Suggest to start by testing for a robust spark at the spark plugs, and go from there.


#7

George.

This is a coil-on-plug engine.

How does the OP test for spark?

Tester


#8

I’ve never tested for spark on a COP engine, so I’ll let you answer that question.


#9

So there’s no method a diy’er can use to test for spark on a COP engine like this one then? That’s surprising.


#10

Sure there is George.

If the Check Engine light is on with a misfire code, it might be caused by a faulty COP.

Tester


#11

That’s not a direct visual test for spark tho, right? There’s many things that can cause a misfire, not just a faulty COP. So there’s no way on this car for a diy’er to confirm a visual spark at the spark plug then?


#12

Here’s what I would do . . . this will not give you the answer, but it will certainly narrow it down considerably

Remove the engine air filter

Spray one good squirt of ether/starting fluid into the air intake . . . not too much, though

Quickly try to start the engine in the normal fashion

If it will start and run for a few seconds, you have just confirmed you have a fuel pressure problem. And now you need to figure out why the fuel rail isn’t getting sufficient fuel, or maybe not getting any fuel at all

And for all practical purposes . . . IMO . . . eliminated spark as a possible cause

But before you do all that . . . have you noticed the anti-theft warning symbol lit up lately? If the pcm sees what it considers to be an unauthorized start, it will cut the fuel, and the symptoms will be just as you described


#13

George,

If you suspect a COP, move the COP to another cylinder.

If the miss moves with the COP…

BINGO!

Tester


#14

What about using an inductive probe to check for spark?


#15

Where do you place the inductive probe?

The primary current to the COP’s are low amps/voltage.

You want to measure the current/voltage on the secondary side of the coils.

And without spark plug wires, how do you do that?

Besides?

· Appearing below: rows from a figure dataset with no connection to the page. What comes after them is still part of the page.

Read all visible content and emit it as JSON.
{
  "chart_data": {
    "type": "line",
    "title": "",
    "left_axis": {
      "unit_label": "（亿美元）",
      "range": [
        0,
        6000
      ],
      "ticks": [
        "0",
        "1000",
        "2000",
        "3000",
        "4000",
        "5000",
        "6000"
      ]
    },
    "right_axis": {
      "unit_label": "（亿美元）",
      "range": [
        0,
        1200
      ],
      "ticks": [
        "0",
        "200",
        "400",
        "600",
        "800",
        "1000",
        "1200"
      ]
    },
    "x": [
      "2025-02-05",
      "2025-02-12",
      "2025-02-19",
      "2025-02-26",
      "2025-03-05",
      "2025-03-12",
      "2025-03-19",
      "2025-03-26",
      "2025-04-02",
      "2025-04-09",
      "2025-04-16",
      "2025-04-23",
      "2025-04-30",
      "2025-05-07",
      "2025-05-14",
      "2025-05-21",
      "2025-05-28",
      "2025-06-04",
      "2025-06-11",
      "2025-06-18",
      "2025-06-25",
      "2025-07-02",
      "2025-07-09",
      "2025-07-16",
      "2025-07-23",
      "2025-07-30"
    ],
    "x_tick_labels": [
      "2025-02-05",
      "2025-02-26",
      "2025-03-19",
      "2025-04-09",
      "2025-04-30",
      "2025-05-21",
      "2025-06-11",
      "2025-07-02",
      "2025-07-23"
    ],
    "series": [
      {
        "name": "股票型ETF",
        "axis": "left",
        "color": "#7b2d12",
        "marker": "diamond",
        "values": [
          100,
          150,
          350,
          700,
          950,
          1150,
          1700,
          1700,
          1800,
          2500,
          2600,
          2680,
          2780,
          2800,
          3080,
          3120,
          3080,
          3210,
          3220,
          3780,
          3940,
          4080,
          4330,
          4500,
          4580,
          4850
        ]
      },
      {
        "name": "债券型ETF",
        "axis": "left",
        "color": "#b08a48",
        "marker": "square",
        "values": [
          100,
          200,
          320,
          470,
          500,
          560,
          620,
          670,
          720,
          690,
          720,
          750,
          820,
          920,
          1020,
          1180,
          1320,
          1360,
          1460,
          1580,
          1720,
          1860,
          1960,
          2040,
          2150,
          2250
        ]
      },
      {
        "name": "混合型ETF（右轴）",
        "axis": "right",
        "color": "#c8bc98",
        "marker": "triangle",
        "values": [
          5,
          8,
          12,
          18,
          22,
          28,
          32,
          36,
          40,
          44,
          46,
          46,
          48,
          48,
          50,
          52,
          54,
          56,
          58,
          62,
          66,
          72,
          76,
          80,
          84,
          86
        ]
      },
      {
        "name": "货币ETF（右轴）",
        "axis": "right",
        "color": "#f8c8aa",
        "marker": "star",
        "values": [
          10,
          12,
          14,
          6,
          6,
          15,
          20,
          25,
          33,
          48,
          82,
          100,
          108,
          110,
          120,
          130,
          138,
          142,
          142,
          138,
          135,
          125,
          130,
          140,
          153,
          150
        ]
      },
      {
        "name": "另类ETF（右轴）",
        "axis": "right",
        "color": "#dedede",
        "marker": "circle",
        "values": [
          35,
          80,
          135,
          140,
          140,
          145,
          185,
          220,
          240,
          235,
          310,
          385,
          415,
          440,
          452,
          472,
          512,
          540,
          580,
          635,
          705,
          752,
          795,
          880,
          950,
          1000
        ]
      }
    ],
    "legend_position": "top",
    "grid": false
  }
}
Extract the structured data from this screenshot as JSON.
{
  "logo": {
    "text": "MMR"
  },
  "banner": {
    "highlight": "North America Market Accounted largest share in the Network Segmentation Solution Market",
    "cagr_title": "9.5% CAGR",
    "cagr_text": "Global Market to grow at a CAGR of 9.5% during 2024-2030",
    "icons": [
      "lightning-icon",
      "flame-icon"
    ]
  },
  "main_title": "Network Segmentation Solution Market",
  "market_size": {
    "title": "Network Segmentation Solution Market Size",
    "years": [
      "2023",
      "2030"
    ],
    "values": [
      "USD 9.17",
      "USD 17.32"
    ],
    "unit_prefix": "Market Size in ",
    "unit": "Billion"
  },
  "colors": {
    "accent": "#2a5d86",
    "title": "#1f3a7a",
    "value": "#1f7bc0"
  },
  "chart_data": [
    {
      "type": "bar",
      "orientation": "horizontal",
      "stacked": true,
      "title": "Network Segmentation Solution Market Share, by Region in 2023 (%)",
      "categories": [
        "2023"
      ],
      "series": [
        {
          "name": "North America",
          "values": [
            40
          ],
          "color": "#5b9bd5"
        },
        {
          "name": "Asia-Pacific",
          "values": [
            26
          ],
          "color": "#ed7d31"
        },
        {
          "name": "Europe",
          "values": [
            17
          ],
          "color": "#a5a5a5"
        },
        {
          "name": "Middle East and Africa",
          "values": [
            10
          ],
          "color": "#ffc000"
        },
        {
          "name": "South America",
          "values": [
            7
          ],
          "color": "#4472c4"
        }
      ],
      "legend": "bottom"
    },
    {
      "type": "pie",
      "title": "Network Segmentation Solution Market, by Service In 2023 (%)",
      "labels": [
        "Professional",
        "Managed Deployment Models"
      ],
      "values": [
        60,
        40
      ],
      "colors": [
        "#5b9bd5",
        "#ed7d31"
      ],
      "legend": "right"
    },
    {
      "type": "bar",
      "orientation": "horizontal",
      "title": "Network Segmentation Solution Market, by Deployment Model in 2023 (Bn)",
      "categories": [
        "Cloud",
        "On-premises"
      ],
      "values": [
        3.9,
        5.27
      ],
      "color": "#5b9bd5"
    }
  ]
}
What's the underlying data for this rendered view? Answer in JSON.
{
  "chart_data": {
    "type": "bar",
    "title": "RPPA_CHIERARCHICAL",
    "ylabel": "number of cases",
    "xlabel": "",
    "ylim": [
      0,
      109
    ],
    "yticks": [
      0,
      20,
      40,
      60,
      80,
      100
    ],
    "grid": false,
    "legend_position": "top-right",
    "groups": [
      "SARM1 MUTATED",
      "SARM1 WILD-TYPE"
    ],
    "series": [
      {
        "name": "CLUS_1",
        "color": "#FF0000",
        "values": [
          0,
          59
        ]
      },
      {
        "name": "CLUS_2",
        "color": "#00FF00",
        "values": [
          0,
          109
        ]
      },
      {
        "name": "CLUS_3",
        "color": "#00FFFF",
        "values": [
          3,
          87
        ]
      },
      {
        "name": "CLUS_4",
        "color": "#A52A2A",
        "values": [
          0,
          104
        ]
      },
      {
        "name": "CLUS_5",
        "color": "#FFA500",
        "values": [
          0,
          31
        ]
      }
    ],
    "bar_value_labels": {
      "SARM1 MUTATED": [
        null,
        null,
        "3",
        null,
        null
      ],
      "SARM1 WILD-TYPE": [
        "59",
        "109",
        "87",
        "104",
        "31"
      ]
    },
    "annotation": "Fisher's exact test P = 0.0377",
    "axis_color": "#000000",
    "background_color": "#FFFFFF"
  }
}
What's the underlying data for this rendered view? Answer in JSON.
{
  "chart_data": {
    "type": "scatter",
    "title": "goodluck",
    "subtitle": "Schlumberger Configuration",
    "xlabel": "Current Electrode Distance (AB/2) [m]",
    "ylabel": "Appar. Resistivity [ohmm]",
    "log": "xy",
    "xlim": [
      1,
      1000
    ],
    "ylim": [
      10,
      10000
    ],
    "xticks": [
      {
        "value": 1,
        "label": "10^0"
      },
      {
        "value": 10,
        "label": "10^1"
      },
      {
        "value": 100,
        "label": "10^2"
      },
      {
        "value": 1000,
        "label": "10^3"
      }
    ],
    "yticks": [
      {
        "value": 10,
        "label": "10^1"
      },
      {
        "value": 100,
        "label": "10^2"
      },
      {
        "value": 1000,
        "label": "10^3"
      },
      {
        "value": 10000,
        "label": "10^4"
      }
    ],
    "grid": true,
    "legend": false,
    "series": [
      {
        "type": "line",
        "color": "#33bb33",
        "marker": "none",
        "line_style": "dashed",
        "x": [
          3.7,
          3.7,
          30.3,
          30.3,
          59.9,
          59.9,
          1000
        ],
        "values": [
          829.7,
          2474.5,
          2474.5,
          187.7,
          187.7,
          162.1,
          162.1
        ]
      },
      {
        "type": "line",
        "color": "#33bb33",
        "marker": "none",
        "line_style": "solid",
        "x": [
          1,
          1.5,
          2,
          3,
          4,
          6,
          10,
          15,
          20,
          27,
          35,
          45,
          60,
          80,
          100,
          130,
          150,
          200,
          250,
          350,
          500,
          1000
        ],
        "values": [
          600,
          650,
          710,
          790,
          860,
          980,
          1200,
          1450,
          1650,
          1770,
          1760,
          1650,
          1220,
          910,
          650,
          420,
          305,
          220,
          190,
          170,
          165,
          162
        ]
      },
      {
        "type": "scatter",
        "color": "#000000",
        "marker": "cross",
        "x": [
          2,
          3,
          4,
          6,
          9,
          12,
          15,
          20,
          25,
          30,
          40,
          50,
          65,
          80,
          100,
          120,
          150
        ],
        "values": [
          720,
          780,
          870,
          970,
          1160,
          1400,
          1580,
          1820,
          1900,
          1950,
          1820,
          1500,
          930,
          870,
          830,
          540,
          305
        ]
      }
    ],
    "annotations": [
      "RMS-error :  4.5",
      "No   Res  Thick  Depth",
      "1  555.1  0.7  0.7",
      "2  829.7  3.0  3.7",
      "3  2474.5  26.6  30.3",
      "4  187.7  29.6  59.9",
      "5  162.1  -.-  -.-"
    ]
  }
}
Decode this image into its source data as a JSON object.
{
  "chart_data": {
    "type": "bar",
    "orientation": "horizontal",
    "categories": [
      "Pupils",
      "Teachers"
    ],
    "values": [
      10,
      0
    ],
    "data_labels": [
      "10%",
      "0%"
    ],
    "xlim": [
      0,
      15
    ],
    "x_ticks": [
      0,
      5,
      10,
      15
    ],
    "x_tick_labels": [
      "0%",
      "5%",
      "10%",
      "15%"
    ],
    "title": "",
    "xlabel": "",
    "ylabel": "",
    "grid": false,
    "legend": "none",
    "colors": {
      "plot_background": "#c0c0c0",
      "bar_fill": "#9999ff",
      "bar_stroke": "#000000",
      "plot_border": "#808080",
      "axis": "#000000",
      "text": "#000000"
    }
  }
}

I thought you were talking about a DIY’ER method?

Tester


#16

If the voltage on the secondary side is high and the current is low, and the voltage on the primary side is low, then the current has to be high on the primary side, right? So an inductive probe should work great on the primary side. I notice via a Google search there are such devices for sale. A diy’er with a lab o’scope and some electronics experience could probably make their own. That’s how I check the spark waveform on my Corolla, just wrap some wire around the the high voltage lead and monitor the signal on my o’scope. Used o’scopes can be purchased for less than $100. This method would require the ability to isolate the + wire to the coil from the return path however, which might be difficult depending on how it is all arranged.

Of course you could also just pickup the signal directly from the coil by holding some loops of wire next to the coil, that might work. I see some probes like this available commercially too, they just light up if there’s an inductive pickup measured.

Like I say I have no direct experience w/COPs, but it seems like if it possible to install the COP onto the spark plug, it must also be possible to – for testing purposes – remove the COP from where it normally sits, then using jumper wires as needed so all the connections are still made, insert a spark tester between the COP and the spark plug, or better yet, just insert a spare spark plug into the COP and hold it against a ground.


#17

Re: Verifying a visual spark on engines equipped w/ COP ignition systems

Would this work? Remove the COP from the plug. Leave that plug installed. Install the COP onto another spare spark plug. Hold the base of the spare spark plug against an engine ground. A helper cranks the engine, while you look for spark at the tip of the spark plug.